As always, the ANC and its alliance partners, union federation Cosatu and the SA Communist Party, will swear — wink, wink, say no more — that they abhor violence. So, too, do the healthcare and nursing unions involved.

So, too, do the few hundred Wits students who last week trashed the campus, caused chaos in the city, and then marched to the home of the university’s vice-chancellor to terrify his family and young children. They denied reports that they had threatened to torch the house and solemnly explained that all they wanted was to “sleep peacefully” outside his front door to encourage him to apply his mind to their demands. 

So, too, the EFF “soldiers” who display photographs on social media of themselves as “combat ready”. The EFF this week defended its Mpumalanga leader and member of the provincial legislature, who posed with a semi-automatic rifle under the caption: “By all means necessary or possible, we are ready.” 

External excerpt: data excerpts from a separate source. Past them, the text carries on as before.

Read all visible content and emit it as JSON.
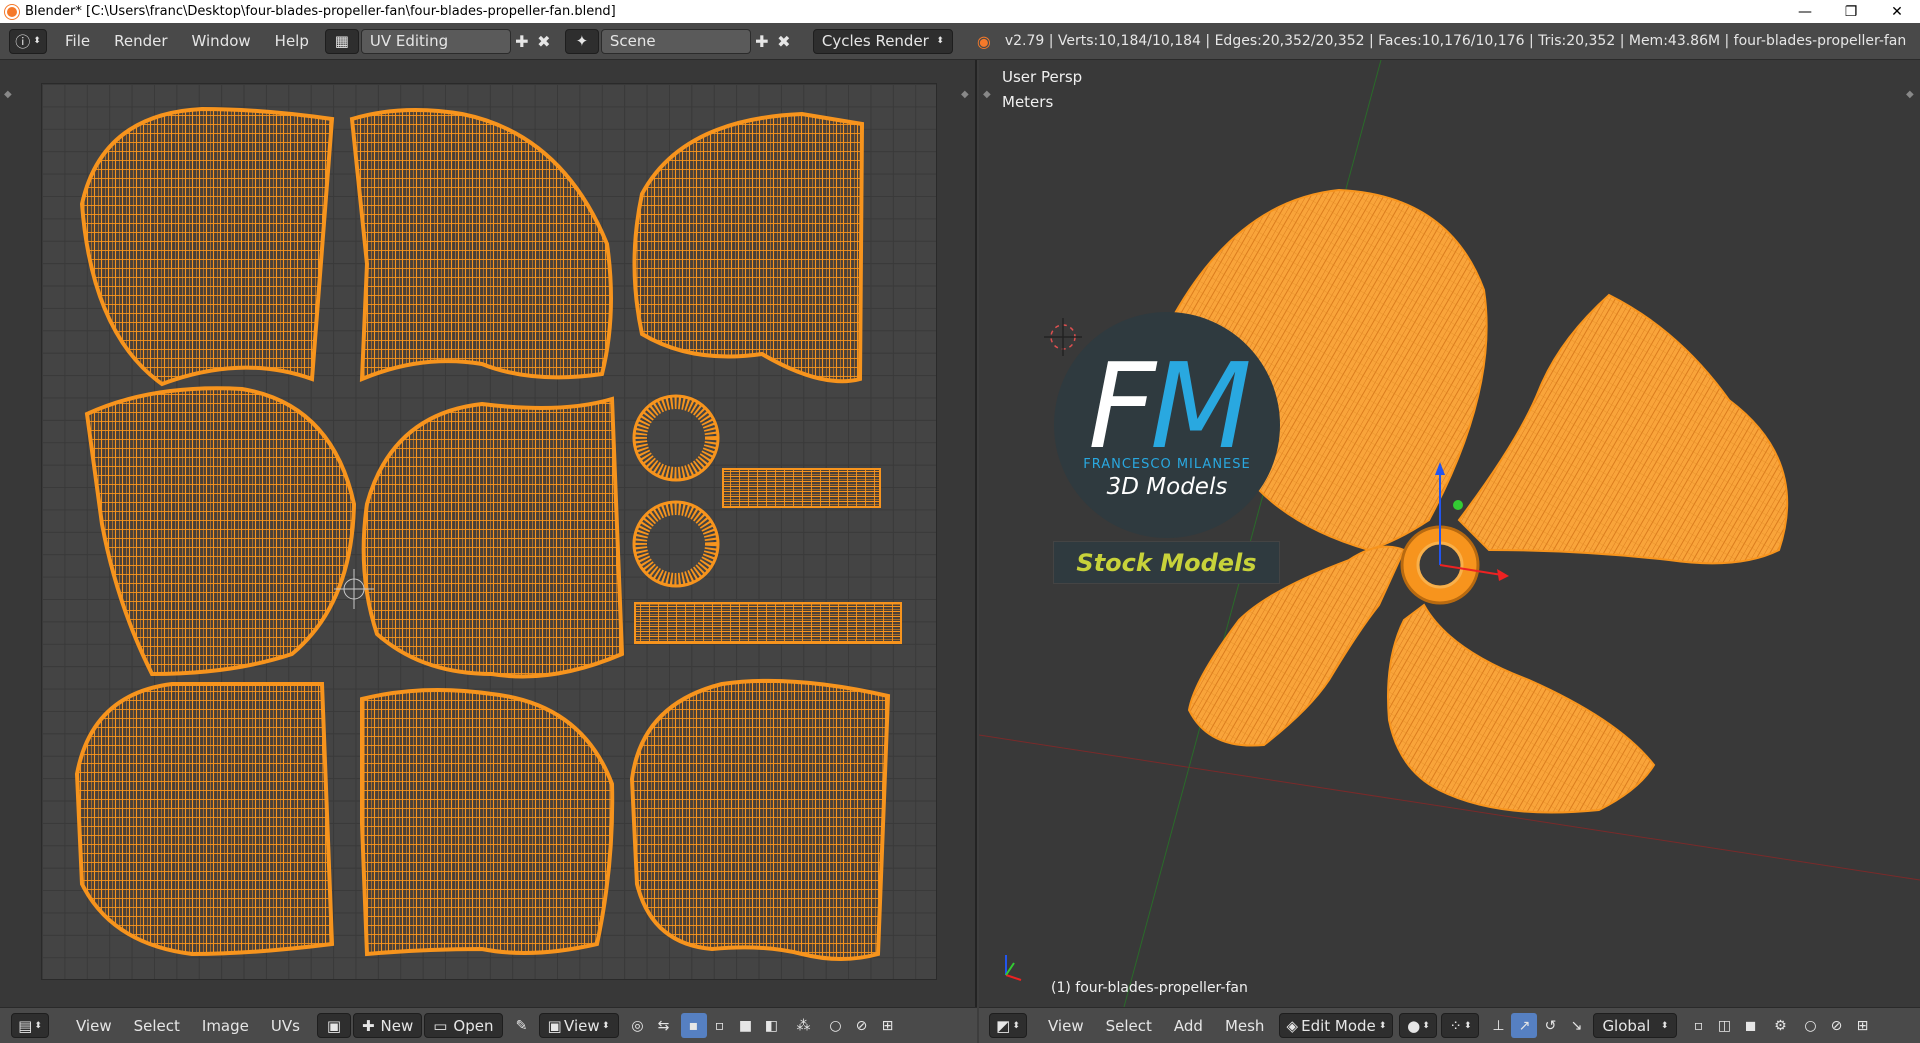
{
  "window": {
    "title": "Blender* [C:\\Users\\franc\\Desktop\\four-blades-propeller-fan\\four-blades-propeller-fan.blend]",
    "controls": [
      "—",
      "❐",
      "✕"
    ]
  },
  "topbar": {
    "menus": [
      "File",
      "Render",
      "Window",
      "Help"
    ],
    "screen_layout": "UV Editing",
    "scene": "Scene",
    "render_engine": "Cycles Render",
    "stats": "v2.79 | Verts:10,184/10,184 | Edges:20,352/20,352 | Faces:10,176/10,176 | Tris:20,352 | Mem:43.86M | four-blades-propeller-fan"
  },
  "viewport": {
    "view_name": "User Persp",
    "units": "Meters",
    "object_label": "(1) four-blades-propeller-fan"
  },
  "logo": {
    "letter_f": "F",
    "letter_m": "M",
    "subtitle": "FRANCESCO MILANESE",
    "tagline": "3D Models",
    "banner": "Stock Models"
  },
  "uv_bottombar": {
    "menus": [
      "View",
      "Select",
      "Image",
      "UVs"
    ],
    "new_label": "New",
    "open_label": "Open",
    "view_label": "View"
  },
  "vp_bottombar": {
    "menus": [
      "View",
      "Select",
      "Add",
      "Mesh"
    ],
    "mode": "Edit Mode",
    "orientation": "Global"
  },
  "colors": {
    "mesh_orange": "#f7941d",
    "accent_blue": "#5680c2"
  }
}
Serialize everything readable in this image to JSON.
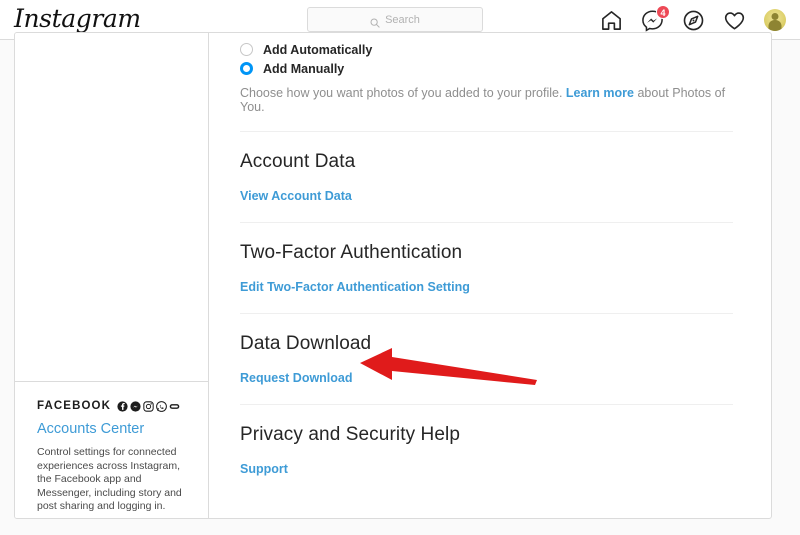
{
  "nav": {
    "logo": "Instagram",
    "search": {
      "placeholder": "Search",
      "value": "",
      "icon": "search-icon"
    },
    "icons": [
      {
        "name": "home-icon",
        "label": "Home"
      },
      {
        "name": "messenger-icon",
        "label": "Messenger",
        "badge": "4"
      },
      {
        "name": "explore-icon",
        "label": "Explore"
      },
      {
        "name": "heart-icon",
        "label": "Activity"
      }
    ],
    "avatar_label": "Profile"
  },
  "sidebar": {
    "facebook": {
      "word": "FACEBOOK",
      "icons": [
        "facebook-icon",
        "messenger-icon",
        "instagram-icon",
        "whatsapp-icon",
        "portal-icon"
      ],
      "link": "Accounts Center",
      "description": "Control settings for connected experiences across Instagram, the Facebook app and Messenger, including story and post sharing and logging in."
    }
  },
  "main": {
    "photos_of_you": {
      "options": [
        {
          "label": "Add Automatically",
          "selected": false
        },
        {
          "label": "Add Manually",
          "selected": true
        }
      ],
      "helper_before": "Choose how you want photos of you added to your profile. ",
      "helper_link": "Learn more",
      "helper_after": " about Photos of You."
    },
    "sections": [
      {
        "title": "Account Data",
        "link": "View Account Data"
      },
      {
        "title": "Two-Factor Authentication",
        "link": "Edit Two-Factor Authentication Setting"
      },
      {
        "title": "Data Download",
        "link": "Request Download"
      },
      {
        "title": "Privacy and Security Help",
        "link": "Support"
      }
    ]
  },
  "annotation": {
    "type": "arrow",
    "color": "#e01b1b",
    "points_to": "Request Download"
  },
  "colors": {
    "link_blue": "#3e9bd6",
    "radio_blue": "#0095f6",
    "badge_red": "#ed4956",
    "arrow_red": "#e01b1b",
    "text": "#262626",
    "muted": "#8e8e8e",
    "border": "#dbdbdb",
    "page_bg": "#fafafa"
  }
}
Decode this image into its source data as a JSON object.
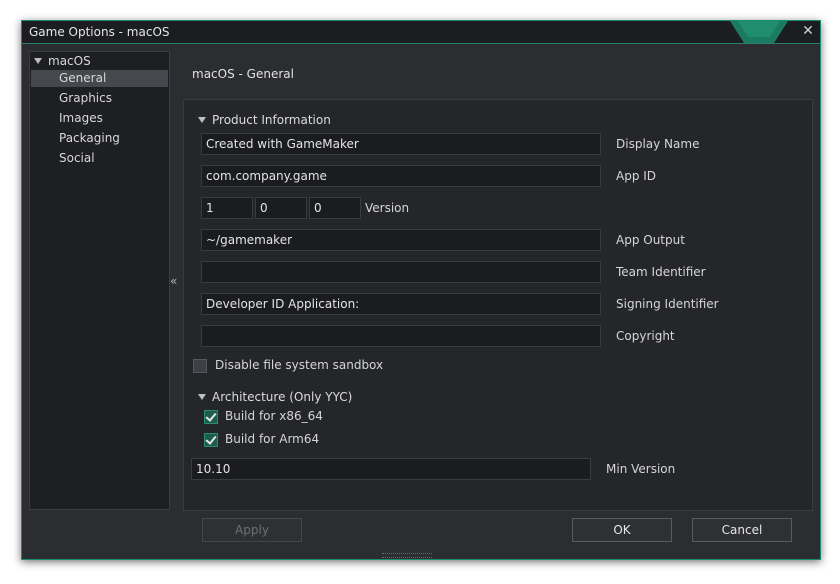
{
  "window": {
    "title": "Game Options - macOS",
    "accent": "#1b8b6f"
  },
  "tree": {
    "root": "macOS",
    "items": [
      {
        "label": "General",
        "selected": true
      },
      {
        "label": "Graphics",
        "selected": false
      },
      {
        "label": "Images",
        "selected": false
      },
      {
        "label": "Packaging",
        "selected": false
      },
      {
        "label": "Social",
        "selected": false
      }
    ]
  },
  "header": "macOS - General",
  "product_info": {
    "title": "Product Information",
    "display_name": {
      "value": "Created with GameMaker",
      "label": "Display Name"
    },
    "app_id": {
      "value": "com.company.game",
      "label": "App ID"
    },
    "version": {
      "major": "1",
      "minor": "0",
      "build": "0",
      "label": "Version"
    },
    "app_output": {
      "value": "~/gamemaker",
      "label": "App Output"
    },
    "team_identifier": {
      "value": "",
      "label": "Team Identifier"
    },
    "signing_identifier": {
      "value": "Developer ID Application:",
      "label": "Signing Identifier"
    },
    "copyright": {
      "value": "",
      "label": "Copyright"
    }
  },
  "sandbox": {
    "label": "Disable file system sandbox",
    "checked": false
  },
  "architecture": {
    "title": "Architecture (Only YYC)",
    "x86": {
      "label": "Build for x86_64",
      "checked": true
    },
    "arm": {
      "label": "Build for Arm64",
      "checked": true
    }
  },
  "min_version": {
    "value": "10.10",
    "label": "Min Version"
  },
  "buttons": {
    "apply": "Apply",
    "ok": "OK",
    "cancel": "Cancel"
  }
}
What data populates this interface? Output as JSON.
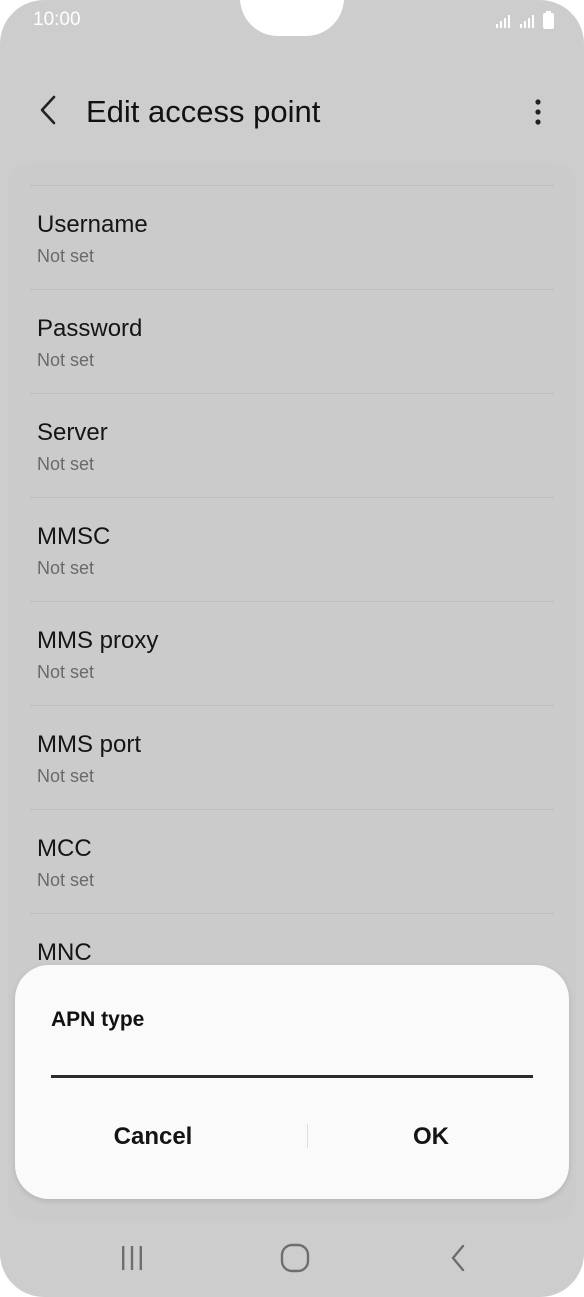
{
  "status_bar": {
    "time": "10:00"
  },
  "app_bar": {
    "title": "Edit access point"
  },
  "settings": [
    {
      "title": "Username",
      "value": "Not set"
    },
    {
      "title": "Password",
      "value": "Not set"
    },
    {
      "title": "Server",
      "value": "Not set"
    },
    {
      "title": "MMSC",
      "value": "Not set"
    },
    {
      "title": "MMS proxy",
      "value": "Not set"
    },
    {
      "title": "MMS port",
      "value": "Not set"
    },
    {
      "title": "MCC",
      "value": "Not set"
    },
    {
      "title": "MNC",
      "value": ""
    }
  ],
  "dialog": {
    "title": "APN type",
    "input_value": "",
    "cancel_label": "Cancel",
    "ok_label": "OK"
  },
  "icons": {
    "back": "back-arrow-icon",
    "more": "more-options-icon",
    "signal": "signal-icon",
    "battery": "battery-icon",
    "recents": "recents-icon",
    "home": "home-icon",
    "nav_back": "nav-back-icon"
  },
  "colors": {
    "background": "#cdcdcd",
    "dialog": "#fafafa",
    "text_primary": "#151515",
    "text_secondary": "#6a6a6a"
  }
}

This should not be construed, the EFF said, as having anything to do with the national shutdown it has called for 20 March. The shutdown, which is to demand the immediate resignation of Ramaphosa, is the next likely test of SAPS's ability, or inclination, to protect the public. 

EFF leader Julius Malema provocatively warned in a televised speech that there will be “no school, no university, no factory, no bus, no taxi, no trucks, no trains” moving on that day. 

“Like Sharpeville, we are not scared. Let the state come with its power, we will come with our mass power … they will find us ready,” said Malema.

Both the hospital disruption and the planned national shutdown cloak themselves in spurious legality. 

The EFF claims a “constitutional right” to protest and shut down the country, ignoring that this is not an unfettered right. Others have an equal right to work, to shop, to travel unhindered. The EFF’s actions, however, are always intimidatory — in tones of fake concern it has warned shops and businesses to close on 20 March in order to avoid being looted.

The health sector strikers, too, are indifferent to the spirit of the law. Their tactic is to game the appeals process.

The strike has twice been ruled illegal. Each time the health union appeals the finding and, under the cover of the appeal process, proceeds with the interdicted strike, thumbing its nose at the judiciary’s futile attempts to impose order.

If constitutional protections are easily circumvented, with no consequences, and law enforcement is close to non-existent, life becomes difficult and dangerous. While those who can afford it can always obtain security services and private health care, the vast majority of South Africans cannot.

It’s the ordinary citizen — “our people”, in Ramaphosa’s parlance — who are most vulnerable, most abused, and most preyed upon. And, fortunately for the ANC, seemingly most forbearing.